The issue of whether to charge for ambulance service is one that has come up in small districts throughout the region over the last several years. Increasingly, districts are opting to pass on such costs to the users, since insurance companies routinely pick up the tab, said Roger Zegers, president of Systems Design Northwest, an ambulance billing company in Silverdale.
King County has long been an exception, however, because of the popularity of Medic One and the fear that people might not support the highly acclaimed emergency response service if they are also paying for non-emergency ambulance service, he said. What’s more, King County has plenty of private ambulance companies that can handle the basic life support calls for a fee, he said.
But that’s beginning to change as some of the small cities and towns within King County grow and find their fire departments are handling a growing number of basic life support calls, Zegers said. Maple Valley’s fire department, for instance, just began billing for such services, he said.

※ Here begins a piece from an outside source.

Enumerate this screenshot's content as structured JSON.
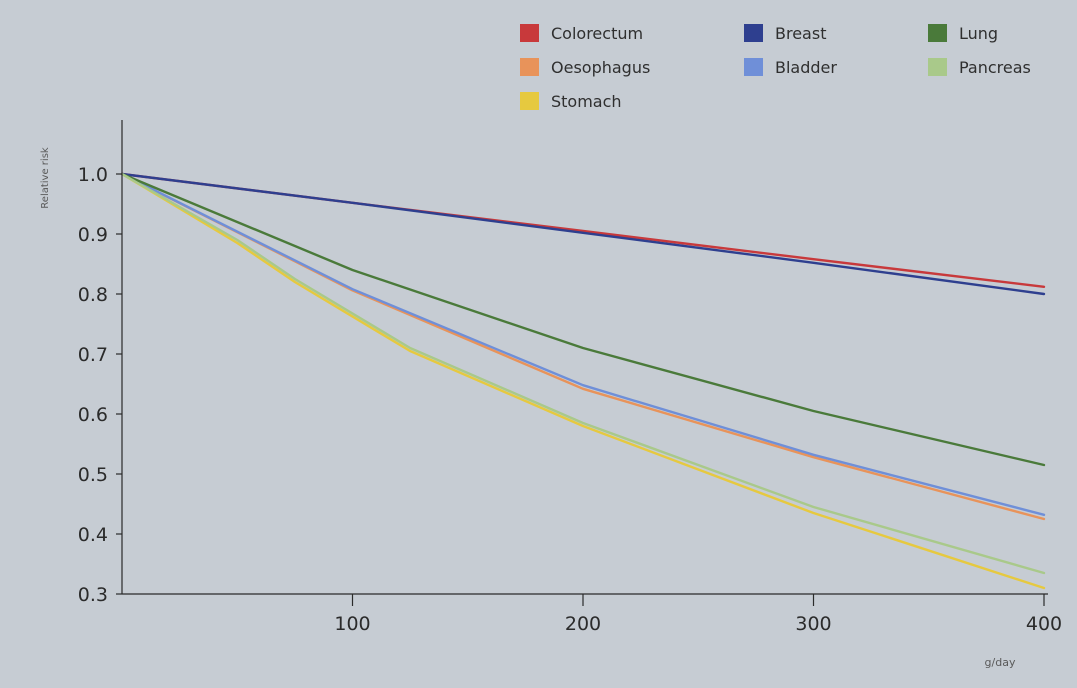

“Everyone else wants to step back and let others be the first ones to charge,” Zegers said. “But now it’s really beginning to happen” in King County.
Within Vashon’s fire commission, the one opponent to the plan is Commissioner Gayle Sommers, who said she has already asked for the resolution to be reconsidered at the commission’s next meeting. Like Lamb, she believes it doesn’t look good to begin charging shortly after the one private company went out of business.
“Now all of a sudden the fire district doesn’t have any competition, so we’re free to charge because we’re a monopoly?” she said, sounding a note of incredulity.
She said she also worries about the impact this could have on people who are uninsured and low-income or those who may not realize the costs will be covered by their insurance companies.
“It may cause people to think twice about calling 911,” she said.
What’s more, Sommers said, it’s possible insurance premiums could go up due to rising ambulance fees.
“And there are already an awful lot of people who are uninsured on Vashon,” she said.